Maumee High School Marching Pride Program Pledges Support For The Victims Of Bullying

This year’s Maumee High School Marching Pride is focused on sending an anti-bullying message and fostering a supportive environment for those dealing with difficult social issues. MIRROR PHOTO BY MIKE McCARTHY

BY NANCY GAGNET | MIRROR REPORTER — Maumee High School band director Eric Boswell understands what high school kids deal with every day, especially as it relates to bullying. 

“I have seen kids go through rough times,” he said. “I’ve seen the worst of that experience and I’ve seen kids survive it and I’ve seen kids have a rough time from it.” 

To empower students with important coping strategies, Boswell turned to what he knows best – music. 

“I want them to know through our musical performance that there is a voice for them,” he said. “Sometimes when you are 15 it’s hard to see 30 and the stress about school, home life or whatever can be a lot for them.”

This year’s band competition performance, titled “Here,” focuses on the issue of bullying. 

“First, the most important thing is to get the message to our band students and hopefully to the audience and everybody else – that we hear you and we are here for you,” Boswell said.

The performance is divided into three segments, the first two are by composer Gary Gilroy and the third movement is from the Broadway musical Dear Evan Hansen, about a boy who wants to fit in.

The percussion feature is meant to mimic a texting sequence so it sounds like multiple text messages going off. The idea, according to Boswell, is that a girl is the target of a flurry of text messages among her peers. 

“Unfortunately, this is what often happens in high school,” Boswell said. 

By end of the show, the band has come around and integrated her into their group. The show’s ending is soft and quiet.

Boswell began planning the show last year and is hopeful that it will become a beacon for struggling kids. 

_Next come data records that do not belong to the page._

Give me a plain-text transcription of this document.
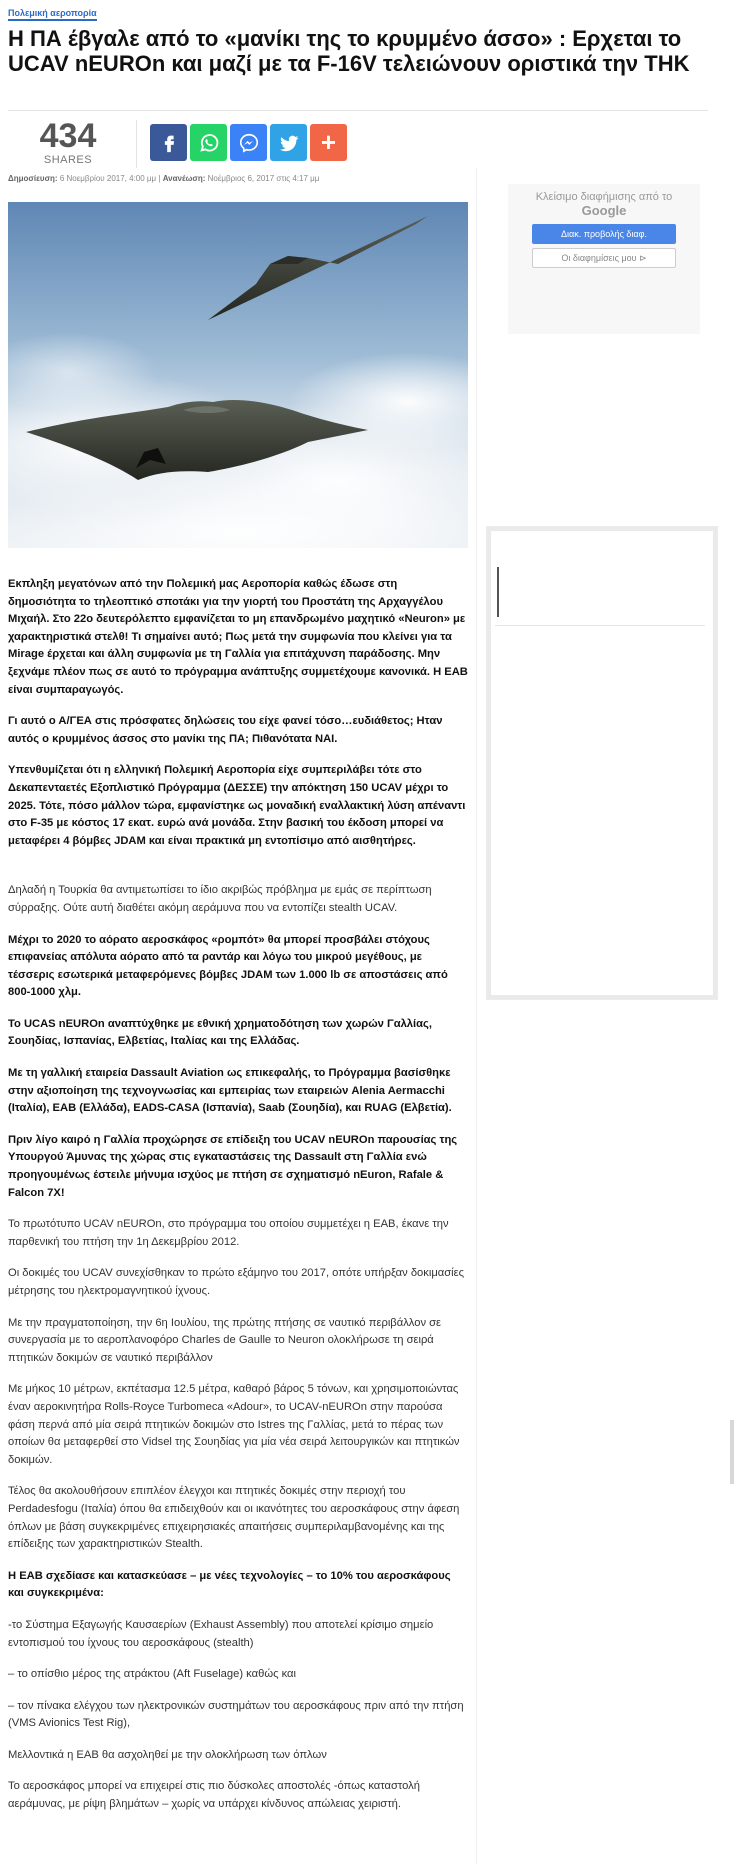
Πολεμική αεροπορία
Η ΠΑ έβγαλε από το «μανίκι της το κρυμμένο άσσο» : Ερχεται το UCAV nEUROn και μαζί με τα F-16V τελειώνουν οριστικά την ΤΗΚ
434
SHARES
+
Δημοσίευση: 6 Νοεμβρίου 2017, 4:00 μμ | Ανανέωση: Νοέμβριος 6, 2017 στις 4:17 μμ

Εκπληξη μεγατόνων από την Πολεμική μας Αεροπορία καθώς έδωσε στη δημοσιότητα το τηλεοπτικό σποτάκι για την γιορτή του Προστάτη της Αρχαγγέλου Μιχαήλ. Στο 22ο δευτερόλεπτο εμφανίζεται το μη επανδρωμένο μαχητικό «Neuron» με χαρακτηριστικά στελθ! Τι σημαίνει αυτό; Πως μετά την συμφωνία που κλείνει για τα Mirage έρχεται και άλλη συμφωνία με τη Γαλλία για επιτάχυνση παράδοσης. Μην ξεχνάμε πλέον πως σε αυτό το πρόγραμμα ανάπτυξης συμμετέχουμε κανονικά. Η ΕΑΒ είναι συμπαραγωγός.

Γι αυτό ο Α/ΓΕΑ στις πρόσφατες δηλώσεις του είχε φανεί τόσο…ευδιάθετος; Ηταν αυτός ο κρυμμένος άσσος στο μανίκι της ΠΑ; Πιθανότατα ΝΑΙ.

Υπενθυμίζεται ότι η ελληνική Πολεμική Αεροπορία είχε συμπεριλάβει τότε στο Δεκαπενταετές Εξοπλιστικό Πρόγραμμα (ΔΕΣΣΕ) την απόκτηση 150 UCAV μέχρι το 2025. Τότε, πόσο μάλλον τώρα, εμφανίστηκε ως μοναδική εναλλακτική λύση απέναντι στο F-35 με κόστος 17 εκατ. ευρώ ανά μονάδα. Στην βασική του έκδοση μπορεί να μεταφέρει 4 βόμβες JDAM και είναι πρακτικά μη εντοπίσιμο από αισθητήρες.

Δηλαδή η Τουρκία θα αντιμετωπίσει το ίδιο ακριβώς πρόβλημα με εμάς σε περίπτωση σύρραξης. Ούτε αυτή διαθέτει ακόμη αεράμυνα που να εντοπίζει stealth UCAV.

Μέχρι το 2020 το αόρατο αεροσκάφος «ρομπότ» θα μπορεί προσβάλει στόχους επιφανείας απόλυτα αόρατο από τα ραντάρ και λόγω του μικρού μεγέθους, με τέσσερις εσωτερικά μεταφερόμενες βόμβες JDAM των 1.000 lb σε αποστάσεις από 800-1000 χλμ.

Το UCAS nEUROn αναπτύχθηκε με εθνική χρηματοδότηση των χωρών Γαλλίας, Σουηδίας, Ισπανίας, Ελβετίας, Ιταλίας και της Ελλάδας.

Με τη γαλλική εταιρεία Dassault Aviation ως επικεφαλής, το Πρόγραμμα βασίσθηκε στην αξιοποίηση της τεχνογνωσίας και εμπειρίας των εταιρειών Alenia Aermacchi (Ιταλία), ΕΑΒ (Ελλάδα), EADS-CASA (Ισπανία), Saab (Σουηδία), και RUAG (Ελβετία).

Πριν λίγο καιρό η Γαλλία προχώρησε σε επίδειξη του UCAV nEUROn παρουσίας της Υπουργού Άμυνας της χώρας στις εγκαταστάσεις της Dassault στη Γαλλία ενώ προηγουμένως έστειλε μήνυμα ισχύος με πτήση σε σχηματισμό nEuron, Rafale & Falcon 7X!

Το πρωτότυπο UCAV nEUROn, στο πρόγραμμα του οποίου συμμετέχει η ΕΑΒ, έκανε την παρθενική του πτήση την 1η Δεκεμβρίου 2012.

Οι δοκιμές του UCAV συνεχίσθηκαν το πρώτο εξάμηνο του 2017, οπότε υπήρξαν δοκιμασίες μέτρησης του ηλεκτρομαγνητικού ίχνους.

Με την πραγματοποίηση, την 6η Ιουλίου, της πρώτης πτήσης σε ναυτικό περιβάλλον σε συνεργασία με το αεροπλανοφόρο Charles de Gaulle το Neuron ολοκλήρωσε τη σειρά πτητικών δοκιμών σε ναυτικό περιβάλλον

Με μήκος 10 μέτρων, εκπέτασμα 12.5 μέτρα, καθαρό βάρος 5 τόνων, και χρησιμοποιώντας έναν αεροκινητήρα Rolls-Royce Turbomeca «Adour», το UCAV-nEUROn στην παρούσα φάση περνά από μία σειρά πτητικών δοκιμών στο Istres της Γαλλίας, μετά το πέρας των οποίων θα μεταφερθεί στο Vidsel της Σουηδίας για μία νέα σειρά λειτουργικών και πτητικών δοκιμών.

Τέλος θα ακολουθήσουν επιπλέον έλεγχοι και πτητικές δοκιμές στην περιοχή του Perdadesfogu (Ιταλία) όπου θα επιδειχθούν και οι ικανότητες του αεροσκάφους στην άφεση όπλων με βάση συγκεκριμένες επιχειρησιακές απαιτήσεις συμπεριλαμβανομένης και της επίδειξης των χαρακτηριστικών Stealth.

Η ΕΑΒ σχεδίασε και κατασκεύασε – με νέες τεχνολογίες – το 10% του αεροσκάφους και συγκεκριμένα:

-το Σύστημα Εξαγωγής Καυσαερίων (Exhaust Assembly) που αποτελεί κρίσιμο σημείο εντοπισμού του ίχνους του αεροσκάφους (stealth)

– το οπίσθιο μέρος της ατράκτου (Aft Fuselage) καθώς και

– τον πίνακα ελέγχου των ηλεκτρονικών συστημάτων του αεροσκάφους πριν από την πτήση (VMS Avionics Test Rig),

Μελλοντικά η ΕΑΒ θα ασχοληθεί με την ολοκλήρωση των όπλων

Το αεροσκάφος μπορεί να επιχειρεί στις πιο δύσκολες αποστολές -όπως καταστολή αεράμυνας, με ρίψη βλημάτων – χωρίς να υπάρχει κίνδυνος απώλειας χειριστή.

Κλείσιμο διαφήμισης από το
Google
Διακ. προβολής διαφ.
Οι διαφημίσεις μου ⊳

Maumee Band Parents Organization president Michelle Kiser fully supports Boswell’s effort. In fact, together they decided that the issue is so important, more could be done to raise awareness and support struggling youth. 

To help, the band has initiated a bracelet fundraiser to benefit organizations that address issues like bullying, suicide, depression and more. Each bracelet for sale has the words “We hear you, we are here for you” inscribed on it.

“We want to let the kids know that we hear what they are telling us and we are here to help them through whatever it is that they are dealing with,” Kiser said.

The band moms and dads tend to catch up on what is going on, and as caring adults they wanted to do something to be proactive, Boswell said. 

“Our outlet is music, that’s what keeps us going. We want to use that as our voice,” Boswell said. “We are a little bit of everything – we’re one of the more diverse groups.”

There are 56 high school students in the marching band and 10 participate in concert band. 

The Marching Pride performs at all football games. “Here” will be performed at all of the away games and at four competitions on the following Saturdays: September 15 at Springfield High School, September 29 at The Ohio State University, October 6 at Maumee High School’s Music in Motion and October 13 at Swanton High School. 

Boswell also hopes to advance the show to state competition.